Beneath the hospitable roof
The frozen ones remained
Till willing hands conveyed them
To their homes and friends again.
But long will faithful memory
Assist us to relate
The hardships of the ice-boat crew
Upon the frozen strait.
Phillip W. Farrell
Memorial commemorating the Ice Boats and their Crews!
Boat one: In command of Captain Muncey Irving
Alex (Sandy) Stewart
Boat 2: In command of Newton Muttart
James A. Howatt.
Boat 3: In command of Captain Hanford Allen
The passengers were Dr. Peter A. McIntyre, M.P. from Souris, James A. Fraser and Aaron Wilson from Summerside, Albert Glydon of Tignish, Philip Farrell of Sturgeon (author of the ode above), and James A. Morrison and T. S. McLean of Halifax, N.S.
Albert Glyddon was found by his rescuers in a barn, exhausted and frozen, later he would suffer the loss of both feet and the fingers of both hands.
Sandy Muttart, who had become delirious on the second day on the ice, was found in the swamp, clinging to the branch of a tree. Rescuers found it necessary to cut the branch from the tree to carry him to a house. He, too, lost fingers and toes as a result of the ordeal.
As a result of this disaster, regulations were soon passed requiring that each boat be equipped with a compass, at least two paddles, food, axes, and fire-making materials, and required that, in the future, there not be fewer that three ice boats accompanying each other.
For further information on this misadventure, including the accusations, recriminations and other details, see the Jan 31 - Feb 4th issues of The Daily Examiner, 1885.
From Campbell's "History of Prince Edward Island", pg. 14: "In the month of March, 1855, a distressing occurrence took place. The ice-boat from Cape Tormentine to the island, with Mr. James Henry Haszard, Mr. Johnson, son of Dr. Johnson, medical students, and an old gentleman - Mr. Joseph Weir, of Bangor - as passengers, had proceeded safely to within half a mile of the island shore, when a severe snow-storm was encountered.

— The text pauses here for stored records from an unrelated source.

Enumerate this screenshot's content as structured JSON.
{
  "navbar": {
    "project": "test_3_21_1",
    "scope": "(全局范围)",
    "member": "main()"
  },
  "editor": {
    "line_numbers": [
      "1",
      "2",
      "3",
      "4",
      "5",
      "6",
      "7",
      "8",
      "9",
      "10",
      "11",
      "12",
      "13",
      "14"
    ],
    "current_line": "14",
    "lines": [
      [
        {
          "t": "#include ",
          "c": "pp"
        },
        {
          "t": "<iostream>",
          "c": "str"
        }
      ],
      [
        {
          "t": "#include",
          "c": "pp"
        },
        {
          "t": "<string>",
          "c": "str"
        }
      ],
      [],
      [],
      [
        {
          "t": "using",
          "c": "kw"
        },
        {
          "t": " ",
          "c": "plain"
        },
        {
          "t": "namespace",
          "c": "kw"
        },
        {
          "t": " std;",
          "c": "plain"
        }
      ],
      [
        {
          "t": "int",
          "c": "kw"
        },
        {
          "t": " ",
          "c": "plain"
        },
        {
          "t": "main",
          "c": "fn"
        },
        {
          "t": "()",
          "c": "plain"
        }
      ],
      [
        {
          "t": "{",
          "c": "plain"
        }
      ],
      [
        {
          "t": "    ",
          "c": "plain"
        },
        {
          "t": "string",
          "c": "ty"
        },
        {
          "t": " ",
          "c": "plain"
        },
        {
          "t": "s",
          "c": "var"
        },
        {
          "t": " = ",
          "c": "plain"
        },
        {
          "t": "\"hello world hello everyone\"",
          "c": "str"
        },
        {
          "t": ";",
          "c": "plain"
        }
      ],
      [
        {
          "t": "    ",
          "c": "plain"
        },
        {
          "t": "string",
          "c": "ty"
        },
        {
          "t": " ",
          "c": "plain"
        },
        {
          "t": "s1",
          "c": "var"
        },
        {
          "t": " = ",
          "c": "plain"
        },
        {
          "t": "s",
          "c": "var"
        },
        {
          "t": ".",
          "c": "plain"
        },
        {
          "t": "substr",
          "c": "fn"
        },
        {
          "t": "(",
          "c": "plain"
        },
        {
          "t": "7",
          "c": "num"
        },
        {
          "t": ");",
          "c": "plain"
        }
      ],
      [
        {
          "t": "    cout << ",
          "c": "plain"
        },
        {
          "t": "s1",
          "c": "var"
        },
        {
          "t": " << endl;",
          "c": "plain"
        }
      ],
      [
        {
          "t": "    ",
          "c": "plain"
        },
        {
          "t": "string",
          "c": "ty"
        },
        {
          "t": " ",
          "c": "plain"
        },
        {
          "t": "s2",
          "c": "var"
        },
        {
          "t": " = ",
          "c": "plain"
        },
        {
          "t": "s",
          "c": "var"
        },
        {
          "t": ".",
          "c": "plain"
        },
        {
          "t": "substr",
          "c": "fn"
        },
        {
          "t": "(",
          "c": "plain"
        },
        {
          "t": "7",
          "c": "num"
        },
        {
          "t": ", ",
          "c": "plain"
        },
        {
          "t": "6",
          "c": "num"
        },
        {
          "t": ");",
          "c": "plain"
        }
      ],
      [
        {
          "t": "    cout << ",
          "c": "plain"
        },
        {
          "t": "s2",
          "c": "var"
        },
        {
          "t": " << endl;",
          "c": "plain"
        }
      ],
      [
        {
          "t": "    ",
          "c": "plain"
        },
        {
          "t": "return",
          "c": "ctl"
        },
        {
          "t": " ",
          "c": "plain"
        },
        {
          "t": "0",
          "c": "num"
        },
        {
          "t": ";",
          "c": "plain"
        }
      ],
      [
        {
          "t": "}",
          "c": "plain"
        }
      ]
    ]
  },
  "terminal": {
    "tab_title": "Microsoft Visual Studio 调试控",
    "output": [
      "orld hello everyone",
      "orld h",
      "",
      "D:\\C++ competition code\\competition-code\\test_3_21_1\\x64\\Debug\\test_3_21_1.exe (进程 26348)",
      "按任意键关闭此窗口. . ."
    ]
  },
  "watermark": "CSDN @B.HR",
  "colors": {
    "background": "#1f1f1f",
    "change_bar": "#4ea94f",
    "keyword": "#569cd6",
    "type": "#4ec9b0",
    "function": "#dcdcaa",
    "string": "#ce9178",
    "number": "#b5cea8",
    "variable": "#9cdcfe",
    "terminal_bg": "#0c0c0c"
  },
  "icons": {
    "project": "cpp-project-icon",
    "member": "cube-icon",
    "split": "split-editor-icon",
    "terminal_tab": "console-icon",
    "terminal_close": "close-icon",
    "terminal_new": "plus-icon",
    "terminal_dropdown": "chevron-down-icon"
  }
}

The boat, utterly unable to make headway, was put about, drawn on the ice, and turned up to protect the men from the cold and fury of the storm. Thus they were drifted helplessly in the strait during Friday night, Saturday, and Saturday night. On Sunday morning they began to drag the boat towards the mainland, and, exhausted, - not having tasted food for three days, - they were about ceasing all further efforts, when they resolved to kill a spaniel which Mr. Weir had with him, and the poor fellows drank the blood and eat the raw flesh of the animal. They now felt a little revived, and lightened the boat by throwing out trunks and baggage. Mr. Haszard was put into the boat, being unable to walk; and thus they moved towards the shore, from which they were four or five miles distant. On Monday evening Mr. Haszard died from exhaustion. They toiled on, however, and on Tuesday morning reached the shore, near Wallace, Nova Scotia, but, unfortunately, at a point two miles from the nearest dwelling. Two of the boatmen succeeded in reaching a house, and all the survivors, though much frostbitten, recovered under the kind and judicious treatment which they received."